Calculate the mass and volume of oxygen required for interaction with 6.2 g
Calculate the mass and volume of oxygen required for interaction with 6.2 g of phosphorus as a result of the reaction, phosphorus oxide is formed 5.
The synthesis reaction of pentavalent phosphorus oxide is described by the following chemical reaction equation:
4P + 5O2 = 2P2O5;
4 phosphorus atoms interact with 5 oxygen molecules. During the reaction, 2 molecules of pentavalent phosphorus oxide are synthesized.

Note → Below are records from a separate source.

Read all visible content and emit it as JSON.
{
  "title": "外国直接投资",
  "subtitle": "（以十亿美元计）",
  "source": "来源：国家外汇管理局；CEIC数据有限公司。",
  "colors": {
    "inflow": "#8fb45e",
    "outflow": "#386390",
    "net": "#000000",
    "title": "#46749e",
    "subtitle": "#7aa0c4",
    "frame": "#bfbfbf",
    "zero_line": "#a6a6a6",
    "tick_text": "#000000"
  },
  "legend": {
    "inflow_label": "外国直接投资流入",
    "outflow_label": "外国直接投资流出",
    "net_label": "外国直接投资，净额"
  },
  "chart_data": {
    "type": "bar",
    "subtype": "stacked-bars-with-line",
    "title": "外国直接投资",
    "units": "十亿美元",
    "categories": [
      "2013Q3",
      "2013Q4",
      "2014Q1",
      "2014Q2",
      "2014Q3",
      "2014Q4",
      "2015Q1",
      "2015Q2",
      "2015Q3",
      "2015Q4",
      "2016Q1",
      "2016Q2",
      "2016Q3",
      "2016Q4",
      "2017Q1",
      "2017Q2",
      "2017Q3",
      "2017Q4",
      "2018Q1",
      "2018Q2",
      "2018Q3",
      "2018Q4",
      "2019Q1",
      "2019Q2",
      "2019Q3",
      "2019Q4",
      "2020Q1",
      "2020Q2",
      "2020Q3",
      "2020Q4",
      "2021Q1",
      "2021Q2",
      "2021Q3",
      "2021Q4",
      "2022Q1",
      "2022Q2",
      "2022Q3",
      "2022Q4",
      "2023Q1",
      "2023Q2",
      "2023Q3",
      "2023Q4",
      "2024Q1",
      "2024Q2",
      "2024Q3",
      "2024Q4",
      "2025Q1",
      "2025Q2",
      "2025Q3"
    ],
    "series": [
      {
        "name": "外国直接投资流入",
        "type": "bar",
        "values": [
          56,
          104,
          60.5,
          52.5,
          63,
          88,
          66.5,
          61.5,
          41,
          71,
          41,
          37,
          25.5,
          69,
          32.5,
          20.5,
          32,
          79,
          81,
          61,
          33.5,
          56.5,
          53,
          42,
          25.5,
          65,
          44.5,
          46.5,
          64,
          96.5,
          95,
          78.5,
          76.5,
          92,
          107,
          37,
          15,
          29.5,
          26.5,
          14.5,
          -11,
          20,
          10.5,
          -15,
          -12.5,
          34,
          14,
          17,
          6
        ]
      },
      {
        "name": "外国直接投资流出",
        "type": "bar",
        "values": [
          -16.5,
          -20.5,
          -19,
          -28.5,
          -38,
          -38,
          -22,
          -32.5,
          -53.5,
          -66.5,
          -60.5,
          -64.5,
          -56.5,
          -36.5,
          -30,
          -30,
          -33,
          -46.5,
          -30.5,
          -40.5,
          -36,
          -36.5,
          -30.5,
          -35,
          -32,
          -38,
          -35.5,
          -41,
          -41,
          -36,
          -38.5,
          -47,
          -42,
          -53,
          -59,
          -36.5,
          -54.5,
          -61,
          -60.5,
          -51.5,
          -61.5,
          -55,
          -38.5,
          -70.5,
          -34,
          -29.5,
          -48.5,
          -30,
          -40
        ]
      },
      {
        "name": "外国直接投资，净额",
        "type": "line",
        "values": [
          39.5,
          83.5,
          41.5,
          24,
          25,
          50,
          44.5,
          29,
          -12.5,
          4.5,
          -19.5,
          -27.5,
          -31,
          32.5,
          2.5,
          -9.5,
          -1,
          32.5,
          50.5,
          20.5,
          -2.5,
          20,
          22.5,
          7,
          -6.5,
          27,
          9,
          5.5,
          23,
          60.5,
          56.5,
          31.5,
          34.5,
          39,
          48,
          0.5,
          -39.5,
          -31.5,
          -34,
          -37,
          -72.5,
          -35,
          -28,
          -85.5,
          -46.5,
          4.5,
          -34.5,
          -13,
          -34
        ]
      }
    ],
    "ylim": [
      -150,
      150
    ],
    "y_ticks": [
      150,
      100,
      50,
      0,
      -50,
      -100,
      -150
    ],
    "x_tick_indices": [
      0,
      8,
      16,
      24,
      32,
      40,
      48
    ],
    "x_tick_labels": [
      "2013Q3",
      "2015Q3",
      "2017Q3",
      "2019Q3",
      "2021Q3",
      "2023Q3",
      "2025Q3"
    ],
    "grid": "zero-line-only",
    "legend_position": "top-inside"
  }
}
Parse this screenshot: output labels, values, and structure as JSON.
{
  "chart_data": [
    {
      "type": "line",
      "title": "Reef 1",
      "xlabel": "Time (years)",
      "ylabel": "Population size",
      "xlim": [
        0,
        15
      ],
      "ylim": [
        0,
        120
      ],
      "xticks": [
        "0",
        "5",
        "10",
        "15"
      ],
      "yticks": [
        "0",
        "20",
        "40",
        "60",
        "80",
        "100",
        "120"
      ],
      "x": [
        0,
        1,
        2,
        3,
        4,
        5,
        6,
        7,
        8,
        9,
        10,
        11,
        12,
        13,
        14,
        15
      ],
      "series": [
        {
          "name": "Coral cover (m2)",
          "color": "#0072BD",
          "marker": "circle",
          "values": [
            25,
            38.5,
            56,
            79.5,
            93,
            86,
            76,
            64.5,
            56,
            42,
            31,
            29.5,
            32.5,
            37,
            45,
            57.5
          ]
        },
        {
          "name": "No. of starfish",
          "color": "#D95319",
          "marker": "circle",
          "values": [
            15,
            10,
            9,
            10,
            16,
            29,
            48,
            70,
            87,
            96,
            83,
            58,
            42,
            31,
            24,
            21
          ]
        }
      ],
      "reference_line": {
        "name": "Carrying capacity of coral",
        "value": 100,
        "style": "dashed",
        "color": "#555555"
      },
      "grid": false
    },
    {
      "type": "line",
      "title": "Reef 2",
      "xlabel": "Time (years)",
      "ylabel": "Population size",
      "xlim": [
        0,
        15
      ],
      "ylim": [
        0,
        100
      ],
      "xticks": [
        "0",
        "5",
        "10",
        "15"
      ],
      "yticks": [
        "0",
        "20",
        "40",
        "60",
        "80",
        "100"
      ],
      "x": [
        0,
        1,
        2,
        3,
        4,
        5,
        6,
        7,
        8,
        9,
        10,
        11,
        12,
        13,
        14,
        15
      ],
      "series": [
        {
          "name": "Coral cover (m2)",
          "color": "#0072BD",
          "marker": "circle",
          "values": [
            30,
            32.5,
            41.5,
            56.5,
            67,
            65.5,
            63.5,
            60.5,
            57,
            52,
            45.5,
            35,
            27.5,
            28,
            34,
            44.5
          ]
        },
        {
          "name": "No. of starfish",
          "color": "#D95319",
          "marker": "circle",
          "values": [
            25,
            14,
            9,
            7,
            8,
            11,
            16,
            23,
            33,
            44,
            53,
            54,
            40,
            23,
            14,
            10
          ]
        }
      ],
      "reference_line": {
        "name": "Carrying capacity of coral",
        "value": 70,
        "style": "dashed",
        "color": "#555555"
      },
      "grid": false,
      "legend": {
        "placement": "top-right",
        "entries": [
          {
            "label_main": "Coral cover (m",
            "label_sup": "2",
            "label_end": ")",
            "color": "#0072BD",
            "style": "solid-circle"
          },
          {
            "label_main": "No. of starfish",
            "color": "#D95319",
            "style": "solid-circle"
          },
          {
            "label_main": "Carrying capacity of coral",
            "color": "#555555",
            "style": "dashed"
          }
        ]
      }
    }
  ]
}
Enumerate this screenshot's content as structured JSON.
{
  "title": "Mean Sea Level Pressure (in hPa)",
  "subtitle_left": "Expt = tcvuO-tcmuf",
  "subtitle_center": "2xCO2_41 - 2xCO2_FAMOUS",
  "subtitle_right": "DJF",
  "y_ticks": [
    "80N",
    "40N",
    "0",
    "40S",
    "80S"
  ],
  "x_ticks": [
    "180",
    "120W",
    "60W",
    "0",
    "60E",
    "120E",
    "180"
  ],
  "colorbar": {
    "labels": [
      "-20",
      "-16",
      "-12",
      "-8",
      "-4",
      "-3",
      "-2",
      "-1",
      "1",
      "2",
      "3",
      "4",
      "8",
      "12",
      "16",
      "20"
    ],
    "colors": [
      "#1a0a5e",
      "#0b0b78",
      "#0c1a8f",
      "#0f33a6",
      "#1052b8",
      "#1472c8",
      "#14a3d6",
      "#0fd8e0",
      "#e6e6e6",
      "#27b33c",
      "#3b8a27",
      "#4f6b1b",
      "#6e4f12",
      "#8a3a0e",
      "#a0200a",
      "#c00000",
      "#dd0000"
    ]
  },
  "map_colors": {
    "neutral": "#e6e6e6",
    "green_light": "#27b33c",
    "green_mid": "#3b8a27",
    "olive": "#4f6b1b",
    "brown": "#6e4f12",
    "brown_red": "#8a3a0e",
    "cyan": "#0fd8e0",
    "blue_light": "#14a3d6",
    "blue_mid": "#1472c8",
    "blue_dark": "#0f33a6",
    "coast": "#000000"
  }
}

Let’s calculate the chemical amount of a substance contained in phosphorus weighing 6.2 grams.
M P = 31 grams / mol;
N P = 6.2 / 31 = 0.2 mol;
0.2 mol of phosphorus will react with 0.2 x 5/4 = 0.25 mol of oxygen.
Let’s calculate its volume.
To do this, multiply the amount of oxygen by the volume of 1 mole of gas.
1 mole of ideal gas fills a volume of 22.4 liters under normal conditions.
V O2 = 0.25 x 22.4 = 5.6 liters;
The oxygen weight will be:
M O2 = 16 x 2 = 32 grams / mol;
m O2 = 0.25 x 32 = 8 grams;